This week saw the launch of the latest splinter group within the Tory Party. In front of collected journalists, Liz Truss, Lee Anderson and Jacob Rees-Mogg launched the Popular Conservatives ( cringingly dubbed the “PopCons”). It’s the newest faction to emerge from a party that is gradually disintegrating, but like many of the others, it seems both confused and confusing, with a host of uneasy allies struggling to navigate between what they want and what they think the electorate might.
The PopCon launch offered no real policy suggestions. Instead, it became a series of rants about the way of the world. Liz Truss attacked the “Woke Left”, JRM aimed at “Davos Man”, while Lee Anderson discussed “sustainable coal”. Their answer to everything was little different to what the party is already offering, passed through a filter of weird online talking points. It seemed to ignore much of what was going on in people’s lives and lacked any sort of intellectual rigour. Like the wave of new centrist parties of 2019, it was just some people, in a room, talking to journalists to fill a bit of copy and be forgotten.[i]

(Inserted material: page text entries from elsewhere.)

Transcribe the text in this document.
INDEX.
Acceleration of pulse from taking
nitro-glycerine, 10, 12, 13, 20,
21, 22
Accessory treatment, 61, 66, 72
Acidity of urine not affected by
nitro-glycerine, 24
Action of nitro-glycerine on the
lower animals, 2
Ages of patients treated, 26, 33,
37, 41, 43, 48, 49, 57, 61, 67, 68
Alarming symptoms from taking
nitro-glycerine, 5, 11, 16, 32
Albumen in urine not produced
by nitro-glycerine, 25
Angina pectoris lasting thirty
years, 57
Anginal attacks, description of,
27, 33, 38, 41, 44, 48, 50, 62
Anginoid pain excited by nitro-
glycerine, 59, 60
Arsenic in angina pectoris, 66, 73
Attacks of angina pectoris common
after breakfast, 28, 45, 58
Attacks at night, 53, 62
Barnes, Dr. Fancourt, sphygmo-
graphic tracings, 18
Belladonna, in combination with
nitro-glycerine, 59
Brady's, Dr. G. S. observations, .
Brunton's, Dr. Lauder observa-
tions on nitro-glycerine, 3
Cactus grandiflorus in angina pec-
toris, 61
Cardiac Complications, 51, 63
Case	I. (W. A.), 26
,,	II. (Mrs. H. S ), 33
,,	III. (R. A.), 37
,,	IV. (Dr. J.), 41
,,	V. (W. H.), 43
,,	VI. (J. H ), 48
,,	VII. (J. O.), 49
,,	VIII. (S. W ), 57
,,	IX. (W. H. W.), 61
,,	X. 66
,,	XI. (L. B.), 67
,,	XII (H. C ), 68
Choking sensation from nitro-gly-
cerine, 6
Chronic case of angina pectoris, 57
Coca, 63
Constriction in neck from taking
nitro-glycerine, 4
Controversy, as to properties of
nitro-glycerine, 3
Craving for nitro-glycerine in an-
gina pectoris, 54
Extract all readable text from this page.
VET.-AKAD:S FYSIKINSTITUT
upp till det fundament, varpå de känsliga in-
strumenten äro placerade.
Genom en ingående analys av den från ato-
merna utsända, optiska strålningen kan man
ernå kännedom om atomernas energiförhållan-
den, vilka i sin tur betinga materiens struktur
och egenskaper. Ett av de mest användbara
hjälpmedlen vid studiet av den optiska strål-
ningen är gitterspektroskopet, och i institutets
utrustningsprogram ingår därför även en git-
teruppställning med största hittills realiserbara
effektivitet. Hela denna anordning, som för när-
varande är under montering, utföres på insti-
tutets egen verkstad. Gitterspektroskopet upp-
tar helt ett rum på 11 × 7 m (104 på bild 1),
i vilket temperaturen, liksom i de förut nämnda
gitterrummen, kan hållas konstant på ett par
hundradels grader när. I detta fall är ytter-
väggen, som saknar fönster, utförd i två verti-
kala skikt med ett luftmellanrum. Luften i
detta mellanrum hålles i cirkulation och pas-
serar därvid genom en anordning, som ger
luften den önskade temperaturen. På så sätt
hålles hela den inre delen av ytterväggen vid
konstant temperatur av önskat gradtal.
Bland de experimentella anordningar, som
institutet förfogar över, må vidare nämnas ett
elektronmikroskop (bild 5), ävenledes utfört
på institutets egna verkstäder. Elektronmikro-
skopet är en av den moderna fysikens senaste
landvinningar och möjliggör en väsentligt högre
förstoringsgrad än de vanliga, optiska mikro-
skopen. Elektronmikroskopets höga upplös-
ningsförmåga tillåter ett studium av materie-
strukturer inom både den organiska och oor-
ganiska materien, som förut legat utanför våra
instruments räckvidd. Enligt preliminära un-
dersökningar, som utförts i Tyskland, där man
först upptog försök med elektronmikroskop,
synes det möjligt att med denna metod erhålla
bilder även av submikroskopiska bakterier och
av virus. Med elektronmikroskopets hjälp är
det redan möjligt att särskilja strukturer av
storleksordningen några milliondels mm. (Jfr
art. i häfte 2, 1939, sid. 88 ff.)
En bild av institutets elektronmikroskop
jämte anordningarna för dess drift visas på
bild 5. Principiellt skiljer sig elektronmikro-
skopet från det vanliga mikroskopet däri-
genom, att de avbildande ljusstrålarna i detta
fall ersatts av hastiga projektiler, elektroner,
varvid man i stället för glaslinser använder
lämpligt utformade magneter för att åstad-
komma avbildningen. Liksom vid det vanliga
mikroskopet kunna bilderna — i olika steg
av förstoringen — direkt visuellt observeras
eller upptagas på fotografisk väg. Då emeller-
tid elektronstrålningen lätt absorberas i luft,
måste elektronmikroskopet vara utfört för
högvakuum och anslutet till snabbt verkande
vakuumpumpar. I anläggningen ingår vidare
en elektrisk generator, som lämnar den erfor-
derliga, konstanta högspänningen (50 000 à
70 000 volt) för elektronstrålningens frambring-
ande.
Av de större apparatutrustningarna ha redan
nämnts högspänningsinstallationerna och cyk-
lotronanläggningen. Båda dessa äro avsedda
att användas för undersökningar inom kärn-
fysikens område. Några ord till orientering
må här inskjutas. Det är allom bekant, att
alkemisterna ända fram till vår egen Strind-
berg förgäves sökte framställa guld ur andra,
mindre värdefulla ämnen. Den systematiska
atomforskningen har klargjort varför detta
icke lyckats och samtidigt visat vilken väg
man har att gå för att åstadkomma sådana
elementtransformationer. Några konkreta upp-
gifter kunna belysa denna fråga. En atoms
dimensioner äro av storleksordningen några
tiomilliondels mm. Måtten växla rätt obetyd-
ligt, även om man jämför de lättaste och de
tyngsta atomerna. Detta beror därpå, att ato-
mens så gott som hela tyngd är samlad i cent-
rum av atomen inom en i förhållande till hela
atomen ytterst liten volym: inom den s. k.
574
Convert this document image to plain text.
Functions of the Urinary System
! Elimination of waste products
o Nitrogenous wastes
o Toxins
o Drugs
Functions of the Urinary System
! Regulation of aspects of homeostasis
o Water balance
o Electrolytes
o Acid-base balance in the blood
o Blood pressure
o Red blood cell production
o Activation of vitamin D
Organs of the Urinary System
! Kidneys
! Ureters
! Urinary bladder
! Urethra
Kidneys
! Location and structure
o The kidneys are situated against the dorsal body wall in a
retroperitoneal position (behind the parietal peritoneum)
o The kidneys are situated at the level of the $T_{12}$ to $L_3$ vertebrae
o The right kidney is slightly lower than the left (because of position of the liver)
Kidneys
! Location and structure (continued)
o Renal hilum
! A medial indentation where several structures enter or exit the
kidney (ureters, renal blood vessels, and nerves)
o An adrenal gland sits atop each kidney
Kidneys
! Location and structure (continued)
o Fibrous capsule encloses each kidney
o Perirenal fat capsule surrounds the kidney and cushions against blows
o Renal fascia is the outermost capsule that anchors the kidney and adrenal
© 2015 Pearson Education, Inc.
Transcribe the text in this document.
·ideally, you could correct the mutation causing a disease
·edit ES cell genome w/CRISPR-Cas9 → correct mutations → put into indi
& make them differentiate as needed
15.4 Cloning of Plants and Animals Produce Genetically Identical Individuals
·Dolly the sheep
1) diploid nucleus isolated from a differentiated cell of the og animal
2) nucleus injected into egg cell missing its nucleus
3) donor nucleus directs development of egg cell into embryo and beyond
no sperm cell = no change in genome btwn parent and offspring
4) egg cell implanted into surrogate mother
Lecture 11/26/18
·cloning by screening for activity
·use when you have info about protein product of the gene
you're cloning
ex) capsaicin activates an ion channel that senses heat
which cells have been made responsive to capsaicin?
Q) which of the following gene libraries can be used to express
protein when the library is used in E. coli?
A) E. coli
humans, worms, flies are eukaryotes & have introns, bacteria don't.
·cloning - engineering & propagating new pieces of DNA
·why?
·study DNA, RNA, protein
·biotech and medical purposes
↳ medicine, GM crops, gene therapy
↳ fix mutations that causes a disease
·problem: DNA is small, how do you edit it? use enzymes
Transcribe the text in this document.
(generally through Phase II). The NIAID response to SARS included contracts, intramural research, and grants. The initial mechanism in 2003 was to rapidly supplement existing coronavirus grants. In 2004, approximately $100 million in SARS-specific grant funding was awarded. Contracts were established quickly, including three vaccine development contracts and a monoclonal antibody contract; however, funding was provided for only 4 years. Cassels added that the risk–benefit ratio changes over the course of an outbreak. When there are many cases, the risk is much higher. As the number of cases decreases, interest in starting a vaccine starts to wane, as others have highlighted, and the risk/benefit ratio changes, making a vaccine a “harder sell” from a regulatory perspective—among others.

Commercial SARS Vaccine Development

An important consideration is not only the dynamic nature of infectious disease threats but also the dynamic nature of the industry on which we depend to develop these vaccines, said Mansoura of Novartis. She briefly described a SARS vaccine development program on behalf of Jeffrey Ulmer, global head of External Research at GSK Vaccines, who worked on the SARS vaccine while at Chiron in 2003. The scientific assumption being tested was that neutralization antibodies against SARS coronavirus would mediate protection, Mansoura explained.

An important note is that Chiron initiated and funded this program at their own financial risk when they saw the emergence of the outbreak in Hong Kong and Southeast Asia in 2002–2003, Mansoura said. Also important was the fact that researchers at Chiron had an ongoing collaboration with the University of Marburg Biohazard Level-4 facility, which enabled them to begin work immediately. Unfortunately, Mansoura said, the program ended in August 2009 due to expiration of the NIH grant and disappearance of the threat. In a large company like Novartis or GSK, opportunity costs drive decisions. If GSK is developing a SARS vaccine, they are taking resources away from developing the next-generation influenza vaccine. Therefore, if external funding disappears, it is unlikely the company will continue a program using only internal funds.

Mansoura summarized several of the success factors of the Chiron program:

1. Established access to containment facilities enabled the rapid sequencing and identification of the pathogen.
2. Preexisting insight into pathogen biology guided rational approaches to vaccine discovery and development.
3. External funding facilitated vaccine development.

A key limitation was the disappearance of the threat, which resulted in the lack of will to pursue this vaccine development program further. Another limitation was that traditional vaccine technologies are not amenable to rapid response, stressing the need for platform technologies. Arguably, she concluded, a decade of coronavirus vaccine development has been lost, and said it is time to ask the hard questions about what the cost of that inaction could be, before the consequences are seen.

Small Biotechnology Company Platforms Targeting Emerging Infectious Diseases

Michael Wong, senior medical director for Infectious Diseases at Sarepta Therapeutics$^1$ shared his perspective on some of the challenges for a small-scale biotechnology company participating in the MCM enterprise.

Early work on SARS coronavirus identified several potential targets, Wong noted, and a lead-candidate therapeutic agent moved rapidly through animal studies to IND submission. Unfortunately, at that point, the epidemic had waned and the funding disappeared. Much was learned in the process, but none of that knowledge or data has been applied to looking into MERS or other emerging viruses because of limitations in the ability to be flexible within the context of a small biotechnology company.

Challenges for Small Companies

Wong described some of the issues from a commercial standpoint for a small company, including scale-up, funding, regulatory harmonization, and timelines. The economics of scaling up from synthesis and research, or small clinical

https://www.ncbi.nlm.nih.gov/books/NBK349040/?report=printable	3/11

The reaction from the press was to present this as another ride of the “hard right” of the Tory Party. This again seemed bizarre, a description that has been pushed beyond all real meaning. Liz Truss, if anything, is closer to being a libertarian, JRM a combination of often affected social conservatism and Thatcherism, while Lee Anderson was in the Labour Party seven years ago. It all demonstrates the fogginess that now surrounds the Tories’ internal disputes.